Saridin Syarif diminta mengambil sekarung emas, sementara Djamaluddin Tarigan diperintah membawa sekarung makanan. Ditengah perjalanan kedua pemuda tersebut berupaya melarikan diri saat pasukan pemberontak masuk ke hutan dan akhirnya berhasil mengambil jalan lain secara sembunyi-sembunyi untuk turun gunung dan keluar dari hutan.
Pembelotan mereka berhasil dengan baik tanpa ketahuan pimpinan pasukan PRRI. Setibanya di tempat yang dirasa aman dan hendak memakan perbekalan, mereka terkejut, ternyata karung yang dibawa Djamaluddin Tarigan selain berisi bahan makanan ternyata juga berisi emas lantakan dengan cap Bank Indonesia (BI)
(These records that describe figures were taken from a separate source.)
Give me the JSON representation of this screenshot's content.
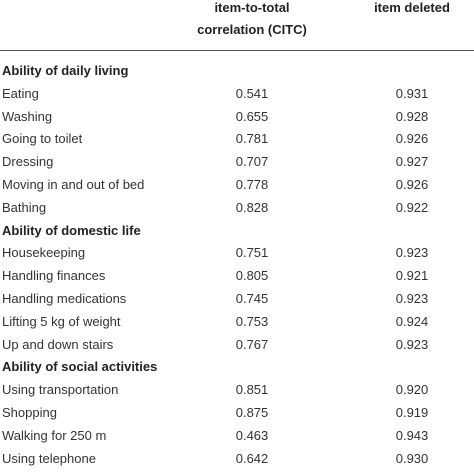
{
  "header": {
    "citc": [
      "item-to-total",
      "correlation (CITC)"
    ],
    "alpha": "item deleted"
  },
  "sections": [
    {
      "title": "Ability of daily living",
      "rows": [
        [
          "Eating",
          "0.541",
          "0.931"
        ],
        [
          "Washing",
          "0.655",
          "0.928"
        ],
        [
          "Going to toilet",
          "0.781",
          "0.926"
        ],
        [
          "Dressing",
          "0.707",
          "0.927"
        ],
        [
          "Moving in and out of bed",
          "0.778",
          "0.926"
        ],
        [
          "Bathing",
          "0.828",
          "0.922"
        ]
      ]
    },
    {
      "title": "Ability of domestic life",
      "rows": [
        [
          "Housekeeping",
          "0.751",
          "0.923"
        ],
        [
          "Handling finances",
          "0.805",
          "0.921"
        ],
        [
          "Handling medications",
          "0.745",
          "0.923"
        ],
        [
          "Lifting 5 kg of weight",
          "0.753",
          "0.924"
        ],
        [
          "Up and down stairs",
          "0.767",
          "0.923"
        ]
      ]
    },
    {
      "title": "Ability of social activities",
      "rows": [
        [
          "Using transportation",
          "0.851",
          "0.920"
        ],
        [
          "Shopping",
          "0.875",
          "0.919"
        ],
        [
          "Walking for 250 m",
          "0.463",
          "0.943"
        ],
        [
          "Using telephone",
          "0.642",
          "0.930"
        ]
      ]
    }
  ]
}
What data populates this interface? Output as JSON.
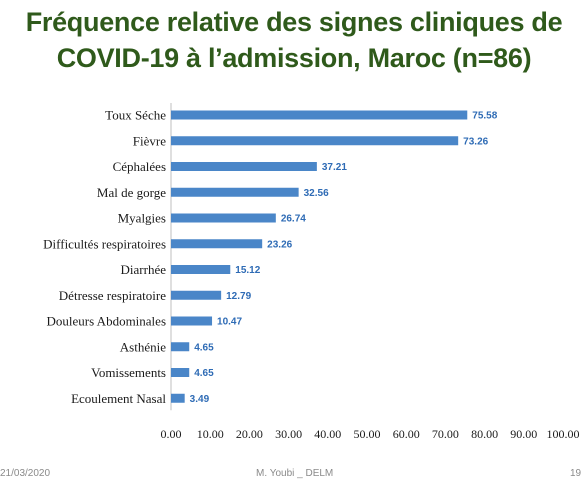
{
  "title_line1": "Fréquence relative des signes cliniques de",
  "title_line2": "COVID-19 à l’admission, Maroc (n=86)",
  "footer": {
    "date": "21/03/2020",
    "author": "M. Youbi _ DELM",
    "page": "19"
  },
  "chart_data": {
    "type": "bar",
    "orientation": "horizontal",
    "title": "Fréquence relative des signes cliniques de COVID-19 à l’admission, Maroc (n=86)",
    "categories": [
      "Toux Séche",
      "Fièvre",
      "Céphalées",
      "Mal de gorge",
      "Myalgies",
      "Difficultés respiratoires",
      "Diarrhée",
      "Détresse respiratoire",
      "Douleurs Abdominales",
      "Asthénie",
      "Vomissements",
      "Ecoulement Nasal"
    ],
    "values": [
      75.58,
      73.26,
      37.21,
      32.56,
      26.74,
      23.26,
      15.12,
      12.79,
      10.47,
      4.65,
      4.65,
      3.49
    ],
    "value_labels": [
      "75.58",
      "73.26",
      "37.21",
      "32.56",
      "26.74",
      "23.26",
      "15.12",
      "12.79",
      "10.47",
      "4.65",
      "4.65",
      "3.49"
    ],
    "xlim": [
      0,
      100
    ],
    "xticks": [
      "0.00",
      "10.00",
      "20.00",
      "30.00",
      "40.00",
      "50.00",
      "60.00",
      "70.00",
      "80.00",
      "90.00",
      "100.00"
    ],
    "grid": false,
    "bar_color": "#4a86c8",
    "label_color": "#2e6bb5"
  }
}
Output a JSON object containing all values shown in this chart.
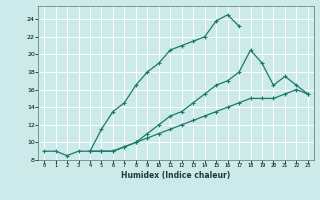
{
  "xlabel": "Humidex (Indice chaleur)",
  "ylabel": "",
  "bg_color": "#cceaea",
  "grid_color": "#ffffff",
  "line_color": "#1a7a6a",
  "xlim": [
    -0.5,
    23.5
  ],
  "ylim": [
    8,
    25.5
  ],
  "xticks": [
    0,
    1,
    2,
    3,
    4,
    5,
    6,
    7,
    8,
    9,
    10,
    11,
    12,
    13,
    14,
    15,
    16,
    17,
    18,
    19,
    20,
    21,
    22,
    23
  ],
  "yticks": [
    8,
    10,
    12,
    14,
    16,
    18,
    20,
    22,
    24
  ],
  "series1_x": [
    0,
    1,
    2,
    3,
    4,
    5,
    6,
    7,
    8,
    9,
    10,
    11,
    12,
    13,
    14,
    15,
    16,
    17
  ],
  "series1_y": [
    9,
    9,
    8.5,
    9,
    9,
    11.5,
    13.5,
    14.5,
    16.5,
    18,
    19,
    20.5,
    21,
    21.5,
    22,
    23.8,
    24.5,
    23.2
  ],
  "series2_x": [
    4,
    5,
    6,
    7,
    8,
    9,
    10,
    11,
    12,
    13,
    14,
    15,
    16,
    17,
    18,
    19,
    20,
    21,
    22,
    23
  ],
  "series2_y": [
    9,
    9,
    9,
    9.5,
    10,
    10.5,
    11,
    11.5,
    12,
    12.5,
    13,
    13.5,
    14,
    14.5,
    15,
    15,
    15,
    15.5,
    16,
    15.5
  ],
  "series3_x": [
    4,
    5,
    6,
    7,
    8,
    9,
    10,
    11,
    12,
    13,
    14,
    15,
    16,
    17,
    18,
    19,
    20,
    21,
    22,
    23
  ],
  "series3_y": [
    9,
    9,
    9,
    9.5,
    10,
    11,
    12,
    13,
    13.5,
    14.5,
    15.5,
    16.5,
    17,
    18,
    20.5,
    19,
    16.5,
    17.5,
    16.5,
    15.5
  ]
}
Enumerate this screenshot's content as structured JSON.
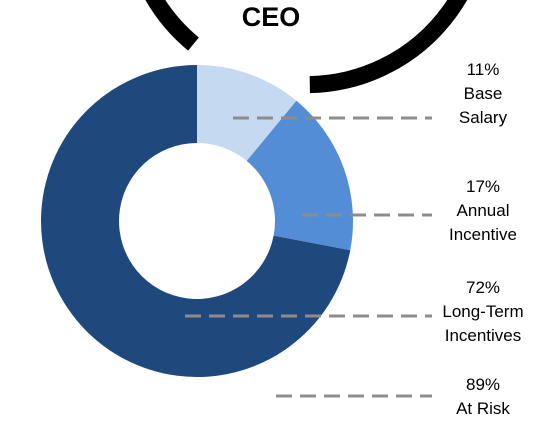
{
  "chart_data": {
    "type": "donut",
    "title": "CEO",
    "slices": [
      {
        "pct": "11%",
        "line1": "Base",
        "line2": "Salary",
        "value": 11,
        "color": "#c5d9f1"
      },
      {
        "pct": "17%",
        "line1": "Annual",
        "line2": "Incentive",
        "value": 17,
        "color": "#538dd5"
      },
      {
        "pct": "72%",
        "line1": "Long-Term",
        "line2": "Incentives",
        "value": 72,
        "color": "#1f497d"
      }
    ],
    "at_risk": {
      "pct": "89%",
      "label": "At Risk",
      "value": 89,
      "color": "#000000"
    }
  }
}
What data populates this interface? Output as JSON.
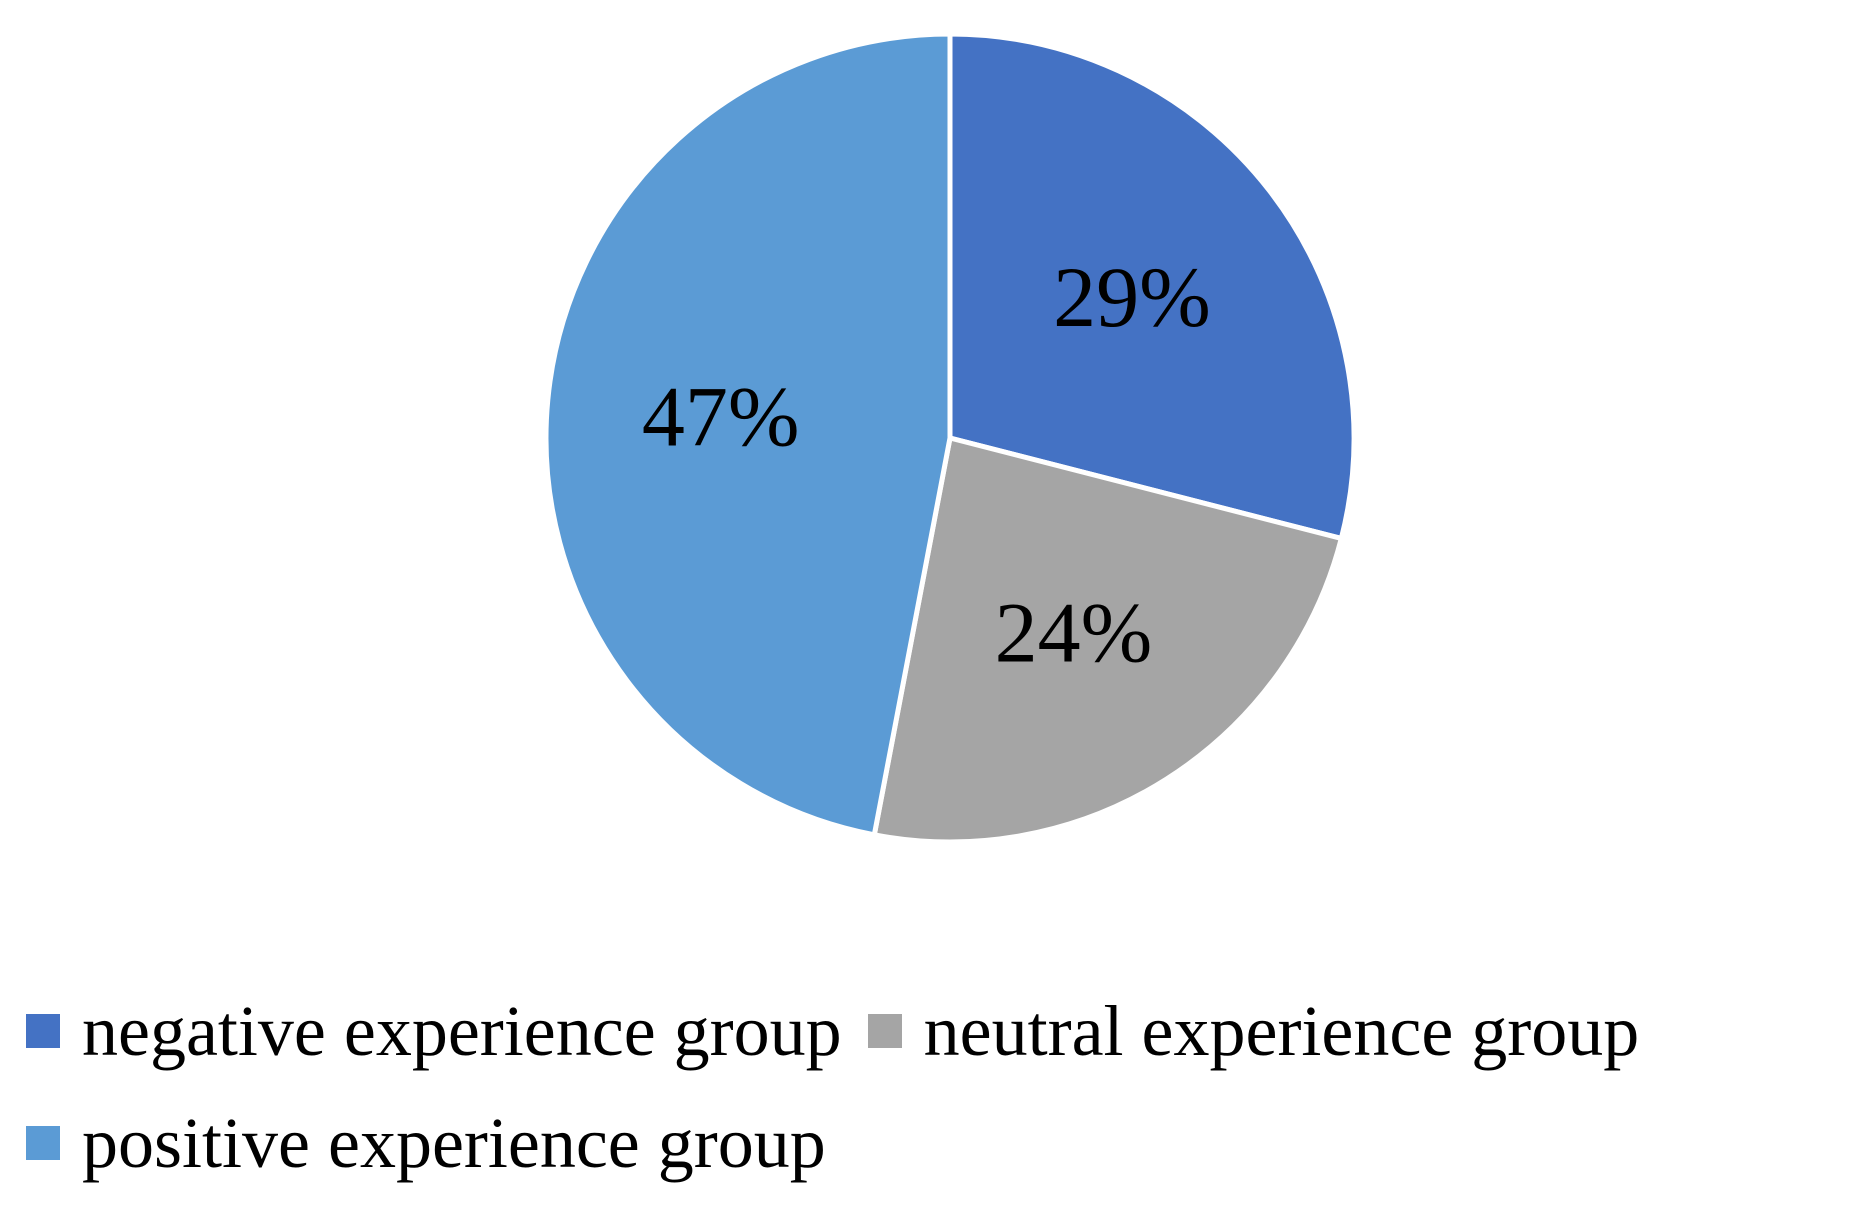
{
  "chart_data": {
    "type": "pie",
    "categories": [
      "negative experience group",
      "neutral experience group",
      "positive experience group"
    ],
    "values": [
      29,
      24,
      47
    ],
    "labels": [
      "29%",
      "24%",
      "47%"
    ],
    "colors": [
      "#4472C4",
      "#A5A5A5",
      "#5B9BD5"
    ],
    "start_angle_deg": 0,
    "direction": "clockwise",
    "legend_position": "bottom"
  }
}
Dari peristiwa itu akhirnya terungkap bahwa emas lantakan bercap BI tersebut adalah emas jaminan Bank Indonesia, yang dibobol oleh mantan Presiden Bank Indonesia (BI) Syafruddin Prawiranegara, aktivis Masyumi yang saat itu menjadi Perdana Menteri PRRI di hutan.
Total emas yang dibawa berbobot 18 kilogram, lalu diserahkan semuanya pada Panglima Operasi 17 Agustus, yaitu Kolonel Ahmad Yani. Sebagai bukti kemenangan perang maka barang itu diserahkan oleh Kolonel Ahmad Yani pada Ir. Soekarno.
Menurut Soekarno emas batangan yang diterimanya itu tidak hanya memiliki nilai ekonomis, namun juga memiliki nilai historis dan politis yang sangat tinggi.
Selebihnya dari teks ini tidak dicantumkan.